The shifting tectonics between unionism and republicanism is an issue which needs to be discussed, because that relationship is at the heart of our ongoing party political/institutional crises. Yet in using the ‘Taig’ word (and, in fairness, it’s been a very, very long time since I have heard anyone from any of the unionist parties use the word) he dragged himself and his party into a side argument about sectarianism. He gave unionists the chance to draw comparisons between his comments and Gerry Adams’s ‘bastards’ comments. It was a spectacularly stupid remark from a man who, whatever else he may be, is not a bigot.
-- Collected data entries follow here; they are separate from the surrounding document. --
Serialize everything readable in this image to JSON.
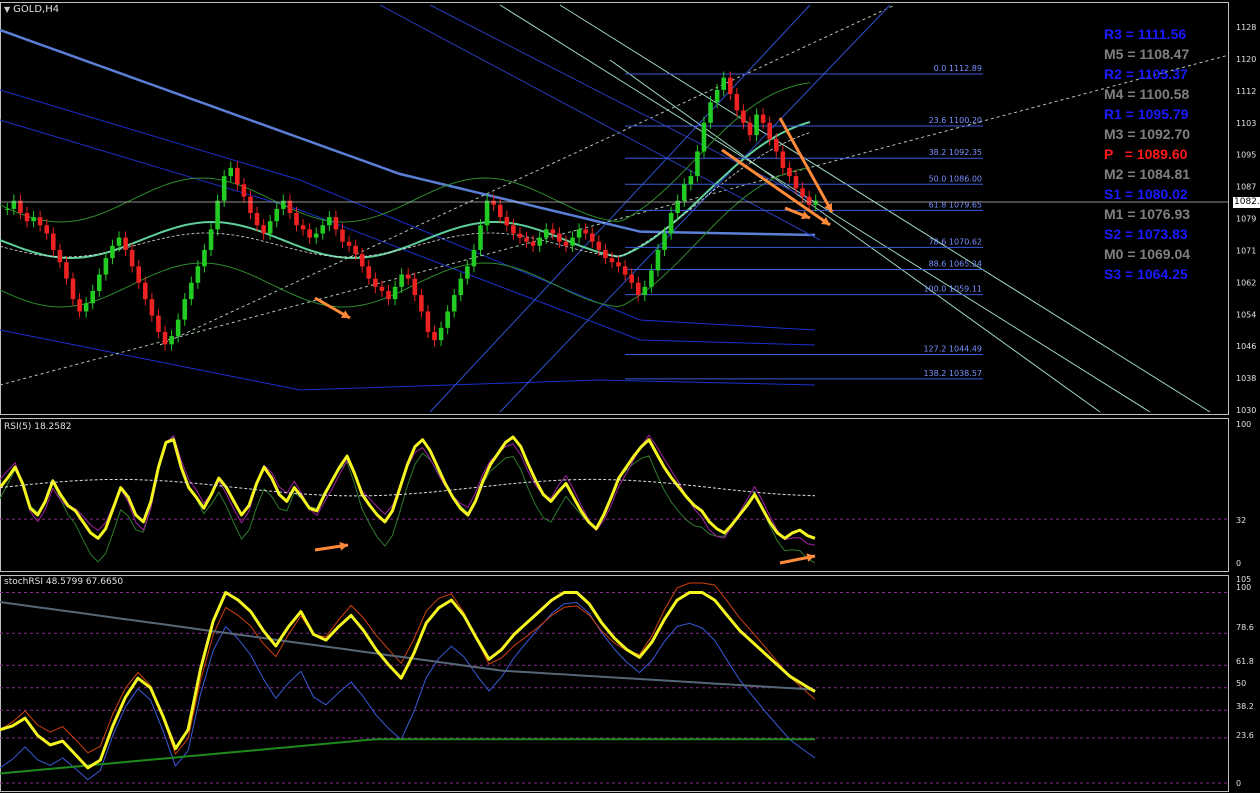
{
  "window": {
    "symbol_label": "GOLD,H4",
    "current_price_label": "1082."
  },
  "price_axis": {
    "ticks": [
      "1128",
      "1120",
      "1112",
      "1103",
      "1095",
      "1087",
      "1079",
      "1071",
      "1062",
      "1054",
      "1046",
      "1038",
      "1030"
    ]
  },
  "pivots": [
    {
      "label": "R3 = 1111.56",
      "color": "#1a1aff"
    },
    {
      "label": "M5 = 1108.47",
      "color": "#808080"
    },
    {
      "label": "R2 = 1105.37",
      "color": "#1a1aff"
    },
    {
      "label": "M4 = 1100.58",
      "color": "#808080"
    },
    {
      "label": "R1 = 1095.79",
      "color": "#1a1aff"
    },
    {
      "label": "M3 = 1092.70",
      "color": "#808080"
    },
    {
      "label": "P   = 1089.60",
      "color": "#ff1a1a"
    },
    {
      "label": "M2 = 1084.81",
      "color": "#808080"
    },
    {
      "label": "S1 = 1080.02",
      "color": "#1a1aff"
    },
    {
      "label": "M1 = 1076.93",
      "color": "#808080"
    },
    {
      "label": "S2 = 1073.83",
      "color": "#1a1aff"
    },
    {
      "label": "M0 = 1069.04",
      "color": "#808080"
    },
    {
      "label": "S3 = 1064.25",
      "color": "#1a1aff"
    }
  ],
  "fibonacci": [
    {
      "label": "0.0  1112.89",
      "price": 1112.89
    },
    {
      "label": "23.6  1100.20",
      "price": 1100.2
    },
    {
      "label": "38.2  1092.35",
      "price": 1092.35
    },
    {
      "label": "50.0  1086.00",
      "price": 1086.0
    },
    {
      "label": "61.8  1079.65",
      "price": 1079.65
    },
    {
      "label": "78.6  1070.62",
      "price": 1070.62
    },
    {
      "label": "88.6  1065.24",
      "price": 1065.24
    },
    {
      "label": "100.0  1059.11",
      "price": 1059.11
    },
    {
      "label": "127.2  1044.49",
      "price": 1044.49
    },
    {
      "label": "138.2  1038.57",
      "price": 1038.57
    }
  ],
  "rsi": {
    "title": "RSI(5) 18.2582",
    "ticks": [
      "100",
      "32",
      "0"
    ]
  },
  "stoch": {
    "title": "stochRSI 48.5799 67.6650",
    "ticks": [
      "105",
      "100",
      "78.6",
      "61.8",
      "50",
      "38.2",
      "23.6",
      "0"
    ]
  },
  "chart_data": [
    {
      "type": "candlestick",
      "title": "GOLD,H4",
      "ylim": [
        1030,
        1128
      ],
      "close": [
        1080,
        1082,
        1079,
        1077,
        1078,
        1076,
        1074,
        1070,
        1067,
        1063,
        1058,
        1055,
        1057,
        1060,
        1064,
        1068,
        1071,
        1073,
        1070,
        1066,
        1062,
        1058,
        1054,
        1050,
        1047,
        1049,
        1053,
        1058,
        1062,
        1066,
        1070,
        1075,
        1082,
        1088,
        1090,
        1086,
        1083,
        1079,
        1076,
        1074,
        1077,
        1080,
        1082,
        1079,
        1076,
        1075,
        1073,
        1074,
        1076,
        1078,
        1075,
        1072,
        1071,
        1069,
        1066,
        1063,
        1061,
        1060,
        1058,
        1061,
        1064,
        1063,
        1059,
        1055,
        1050,
        1048,
        1051,
        1055,
        1059,
        1063,
        1066,
        1070,
        1076,
        1082,
        1081,
        1078,
        1076,
        1074,
        1073,
        1072,
        1071,
        1073,
        1075,
        1074,
        1072,
        1071,
        1073,
        1075,
        1074,
        1072,
        1070,
        1068,
        1067,
        1066,
        1064,
        1062,
        1059,
        1061,
        1065,
        1070,
        1074,
        1079,
        1082,
        1086,
        1088,
        1094,
        1101,
        1106,
        1109,
        1112,
        1108,
        1104,
        1101,
        1098,
        1103,
        1101,
        1097,
        1094,
        1090,
        1088,
        1085,
        1083,
        1081,
        1082
      ],
      "rsi": [
        55,
        62,
        70,
        58,
        40,
        35,
        45,
        60,
        50,
        42,
        38,
        30,
        22,
        18,
        25,
        40,
        55,
        48,
        35,
        30,
        45,
        70,
        88,
        90,
        70,
        55,
        48,
        40,
        50,
        62,
        55,
        45,
        35,
        42,
        58,
        70,
        62,
        50,
        45,
        55,
        48,
        40,
        38,
        50,
        60,
        70,
        78,
        65,
        50,
        42,
        35,
        30,
        38,
        55,
        72,
        85,
        90,
        82,
        70,
        58,
        48,
        40,
        35,
        45,
        60,
        72,
        80,
        88,
        92,
        85,
        72,
        60,
        50,
        45,
        52,
        58,
        48,
        38,
        30,
        25,
        35,
        48,
        62,
        70,
        78,
        85,
        90,
        80,
        70,
        62,
        55,
        48,
        42,
        38,
        30,
        25,
        22,
        28,
        35,
        42,
        50,
        40,
        30,
        22,
        18,
        22,
        24,
        20,
        18
      ],
      "stoch_k": [
        28,
        30,
        34,
        25,
        20,
        22,
        15,
        8,
        12,
        30,
        45,
        55,
        50,
        35,
        18,
        28,
        60,
        85,
        100,
        96,
        90,
        80,
        72,
        82,
        90,
        78,
        75,
        82,
        88,
        80,
        70,
        62,
        55,
        68,
        84,
        92,
        96,
        88,
        76,
        65,
        70,
        78,
        84,
        90,
        96,
        100,
        100,
        94,
        84,
        76,
        70,
        66,
        74,
        86,
        96,
        100,
        100,
        96,
        88,
        80,
        74,
        68,
        62,
        56,
        52,
        48
      ]
    }
  ]
}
He’s not a bigot. But nor is he a natural leader, either. He knew the challenges facing the party when he defeated Conall McDevitt in November 2011 and yet the SDLP is in a worse state now than it was then. It isn’t just the fact that the three elections under his leadership have been dreadful for the party; it’s the fact that he has singularly failed to unite them or give them a common sense of purpose.
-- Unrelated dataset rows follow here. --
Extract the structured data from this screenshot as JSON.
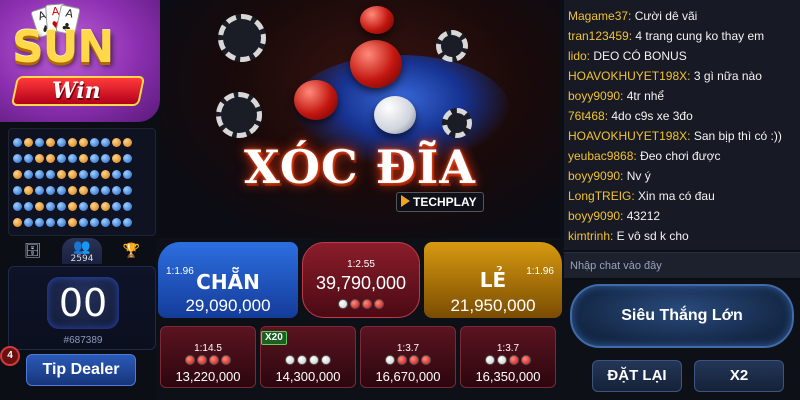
{
  "logo": {
    "brand": "SUN",
    "sub": "Win"
  },
  "colors": {
    "chan": "#2d6fe0",
    "le": "#d79a10",
    "mid": "#8a1d2a",
    "side": "#5a1420",
    "username": "#f2c230"
  },
  "history": {
    "rows": [
      [
        "b",
        "o",
        "b",
        "o",
        "b",
        "o",
        "o",
        "b",
        "b",
        "o",
        "o"
      ],
      [
        "b",
        "b",
        "o",
        "o",
        "b",
        "b",
        "o",
        "b",
        "b",
        "o",
        "b"
      ],
      [
        "o",
        "b",
        "b",
        "b",
        "o",
        "o",
        "b",
        "b",
        "o",
        "b",
        "b"
      ],
      [
        "b",
        "o",
        "b",
        "b",
        "b",
        "o",
        "o",
        "b",
        "b",
        "b",
        "b"
      ],
      [
        "b",
        "b",
        "o",
        "b",
        "b",
        "o",
        "b",
        "o",
        "o",
        "b",
        "b"
      ],
      [
        "o",
        "b",
        "b",
        "b",
        "b",
        "o",
        "b",
        "b",
        "b",
        "b",
        "b"
      ]
    ]
  },
  "tabs": {
    "players_count": "2594"
  },
  "timer": {
    "value": "00",
    "session": "#687389"
  },
  "level": "4",
  "tip_button": "Tip Dealer",
  "hero": {
    "title": "XÓC ĐĨA",
    "provider": "TECHPLAY"
  },
  "bets": {
    "chan": {
      "name": "CHẴN",
      "odds": "1:1.96",
      "amount": "29,090,000"
    },
    "mid": {
      "odds": "1:2.55",
      "amount": "39,790,000",
      "dots": [
        "w",
        "r",
        "r",
        "r"
      ]
    },
    "le": {
      "name": "LẺ",
      "odds": "1:1.96",
      "amount": "21,950,000"
    },
    "side": [
      {
        "odds": "1:14.5",
        "dots": [
          "r",
          "r",
          "r",
          "r"
        ],
        "amount": "13,220,000"
      },
      {
        "badge": "X20",
        "odds": "",
        "dots": [
          "w",
          "w",
          "w",
          "w"
        ],
        "amount": "14,300,000"
      },
      {
        "odds": "1:3.7",
        "dots": [
          "w",
          "r",
          "r",
          "r"
        ],
        "amount": "16,670,000"
      },
      {
        "odds": "1:3.7",
        "dots": [
          "w",
          "w",
          "r",
          "r"
        ],
        "amount": "16,350,000"
      }
    ]
  },
  "chat": {
    "messages": [
      {
        "user": "Magame37:",
        "text": " Cười dê vãi"
      },
      {
        "user": "tran123459:",
        "text": " 4 trang cung ko thay em"
      },
      {
        "user": "lido:",
        "text": " DEO CÓ BONUS"
      },
      {
        "user": "HOAVOKHUYET198X:",
        "text": " 3 gì nữa nào"
      },
      {
        "user": "boyy9090:",
        "text": " 4tr nhể"
      },
      {
        "user": "76t468:",
        "text": " 4do c9s xe 3đo"
      },
      {
        "user": "HOAVOKHUYET198X:",
        "text": " San bịp thì có :))"
      },
      {
        "user": "yeubac9868:",
        "text": " Đeo chơi được"
      },
      {
        "user": "boyy9090:",
        "text": " Nv ý"
      },
      {
        "user": "LongTREIG:",
        "text": " Xin ma có đau"
      },
      {
        "user": "boyy9090:",
        "text": " 43212"
      },
      {
        "user": "kimtrinh:",
        "text": " E vô sd k cho"
      }
    ],
    "placeholder": "Nhập chat vào đây"
  },
  "controls": {
    "big_win": "Siêu Thắng Lớn",
    "reset": "ĐẶT LẠI",
    "double": "X2"
  }
}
Irrespective of who leads the SDLP into the Assembly election next May the chances of an electoral revival are non-existent. While the UUP and Alliance have a reasonable expectation of picking up extra seats—although it will require hard work from both of them—the SDLP will be struggling to hold on to the fourteen it has. McDonnell won’t even be a candidate for the Assembly and there’s no guarantee that the SDLP will hold on to the two seats it presently has in his South Belfast constituency. He won’t be able to lead the party from Westminster and when he’s not an MLA the Assembly party won’t want him to lead them—full stop.

I argued in this column months ago that he needed to stand down, stand down quickly and allow the party to have a proper debate about where it was going and who was best placed to take it there. But he’s still hanging on. Still deluding himself that there’s one more championship fight and a few more rounds for Big Al. But he’s not Rocky Balboa and this isn’t Hollywood.

Which brings us to Colum Eastwood. He’s younger, fitter, leaner and keen for the fight, yet it’s hard to avoid the feeling that he is not his own man in all of this. He looks like he has been selected and endorsed by an anti-McDonnell faction who just want someone—and anyone will do, it seems—who can land a heavy enough glove on McDonnell to bring him down. Yet it still looks like a dog-chasing-a-car territory to me. Yes, Eastwood may take him down, but what does he do then? The only thing that unites the anti-McDonnell crowd is their opposition to him: and once he’s down it seems likely that they will start pulling in different directions again.

Eastwood is talking up something he calls ‘progressive nationalism,’ which seems to me to be little more than his personal acknowledgement that the SDLP hasn’t been green enough since 1998, leading to it being eclipsed by Sinn Fein. Maybe he has noticed what Mike Nesbitt has done by shifting the UUP to harder ground in the last year and hopes to try something similar. The key difference, though, is that Nesbitt doesn’t have anything like the number of squabbling cabals and leaking dissidents that Eastwood will encounter if he wins. And if he loses, albeit only just, he’ll still be left on the bench when another coup is attempted next May.

There’s a bigger question, too. If the SDLP and UUP shift to ‘harder’ ground, or if the SDLP just continues the downward spiral, where’s the genuine, credible alternative to the DUP/SF axis? The serial criticisms of Robinson and McGuinness are justified, but in the absence of a clear alternative we’re stuck with them. That prospect should really shock the UUP and SDLP into doing something sensible and doing it together.